The bronze knife – casting

The bronze knife – casting

It was very cold and misty on the 19th December 2016. It was the kind of freezing dampness that hangs in the air and slowly permeates your clothing and gnaws at your bones if you stay out in it for too long. But I didn’t mind the cold as I set out to make the short journey to Butser Ancient Farm. The day had arrived when I would get to play with a furnace and cast a bronze knife for the first time!


Upon my arrival at the Farm, I was promptly taken to meet my mentor who was a kindly gentleman called James Clift. He showed me where we would be working and we discussed what we planned to achieve during the day.

Our humble bronze casting forge for the day.

The furnace had been set up by James in a simple open-fronted outbuilding. The furnace itself was a simple wire-framed affair lined with refractory.

We began work on creating the mould. James explained to me what the flask was and how best to pack the sand and create the cup. We used good old talc as a parting powder. If I’m honest, I can’t remember what casting sand we used. I don’t think I even asked on the day as the question didn’t cross my mind. I’m guessing it was Mansbond oil sand but I’m not certain. The pattern we used was of an antenna knife that was based upon a real bronze age design produced in Hallstatt, Austria in the late Bronze Age (circa 800-1200 BC – I believe this period is also known as the Urnfield Culture if I’ve done my homework well).

Warming up

With the mould ready for pouring, we broke for a very welcome cup of tea. You remember my earlier comment about the cold gnawing at your bones?! I was grateful for the hot drink and also the next task – feeding the furnace with fuel and oxygen.

A crucible was loaded with appropriate quantities of copper and tin in a 90/10 ratio. It was placed carefully into the furnace and lump-wood charcoal was packed in around it.

James had a dual-bellows setup with two smallish bellows connected to the top of a ‘Y’ shaped pipe. The bottom of the ‘Y’ fed into a small hole at the bottom of the furnace. Each bellow was pumped in turn … left, right, left, right, left, right, and so on. Charcoal was continually added to the furnace which crackled and popped satisfyingly as the air was forced in through the flames underneath. Small sparks escaped in the column of hot air that rose from the mini inferno. If the furnace itself wasn’t enough to expel the feeling of coldness, the act of pumping those bellows for the best part of two hours certainly did the trick.

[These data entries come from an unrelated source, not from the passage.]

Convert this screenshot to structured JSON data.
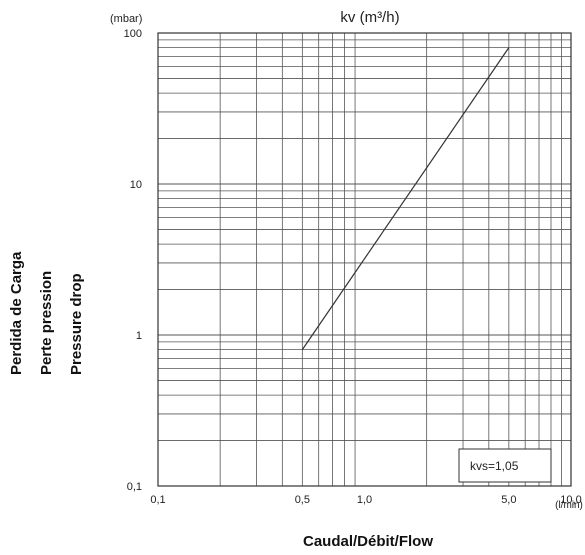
{
  "chart_data": {
    "type": "line",
    "title": "kv (m³/h)",
    "y_unit": "(mbar)",
    "x_unit": "(l/min)",
    "xlabel": "Caudal/Débit/Flow",
    "ylabel_lines": [
      "Perdida de Carga",
      "Perte pression",
      "Pressure drop"
    ],
    "x_scale": "log",
    "y_scale": "log",
    "xlim": [
      0.1,
      10
    ],
    "ylim": [
      0.1,
      100
    ],
    "x_tick_labels": [
      {
        "value": 0.1,
        "label": "0,1"
      },
      {
        "value": 0.5,
        "label": "0,5"
      },
      {
        "value": 1,
        "label": "1,0"
      },
      {
        "value": 5,
        "label": "5,0"
      },
      {
        "value": 10,
        "label": "10,0"
      }
    ],
    "y_tick_labels": [
      {
        "value": 0.1,
        "label": "0,1"
      },
      {
        "value": 1,
        "label": "1"
      },
      {
        "value": 10,
        "label": "10"
      },
      {
        "value": 100,
        "label": "100"
      }
    ],
    "grid": true,
    "series": [
      {
        "x": [
          0.5,
          5.0
        ],
        "y": [
          0.8,
          80
        ],
        "color": "#333333"
      }
    ],
    "annotation": "kvs=1,05"
  }
}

Eventually, the copper and tin had become molten. That beautiful mirror-like surface could be seen gently rippling inside the crucible. It was time to pour.

James poured the molten bronze for me.

The cast was given a few moments to settle, after which we carefully parted the two halves of the flask. This was an exciting moment for me. This was the result of a morning’s hard graft and my very first experience of casting bronze.

Opening the flask after the pour.

To say I was very happy with the result would have been an understatement. This was very cool! The knife was removed from the mould with tongs and unceremoniously dunked into water to cool it down for handling.

Clean up

The next job, of course, was the clean up, however before I embarked upon this task, James explained to me how we could harden the edge of the blade. Using the rounded end of a ball pein hammer, I hammered the edge of the knife blade on an anvil. James likened this to compressing the metal crystals, compacting them, making the structure more dense and thereby making it harder. I’m no metallurgist but this made sense to my way of thinking. Once the hardening was completed, the filing and clean up began.

James furnished me with a simple, small file and I began the arduous task of cleanup. I began by filing off any burs along the blade’s edge and it very quickly became apparent to me that this was not going to be a quick job. James explained how we should use a course file to get the item into shape and then use successively finer grades of file and ultimately paper to gradually remove all the score marks from the previous, courser phase. Finally, we should use wire wool for the final stage of polish.

Power tools?

I asked James about the use of power tools to speed things up a little and he dismissed the idea stating that the finish was never the same and it’s easy to overdo things. Before you know it, you’ve removed too much material. I could appreciate his sentiment so no power tools were used in the production of this knife.

Taking shape.

By the end of the day, most of the dull surface had been removed from the knife blade but the finish was still very course. Additionally, the blade edge would need considerable filing to create a keen edge. I knew I still had many hours ahead of me before I arrived at a finish I would be completely happy with.

Leaving Butser Ancient Farm that evening, I felt very happy with what I’d learnt that day and also with what I carried home with me. I had formally begun my relationship with bronze and my first artefact was taking shape nicely.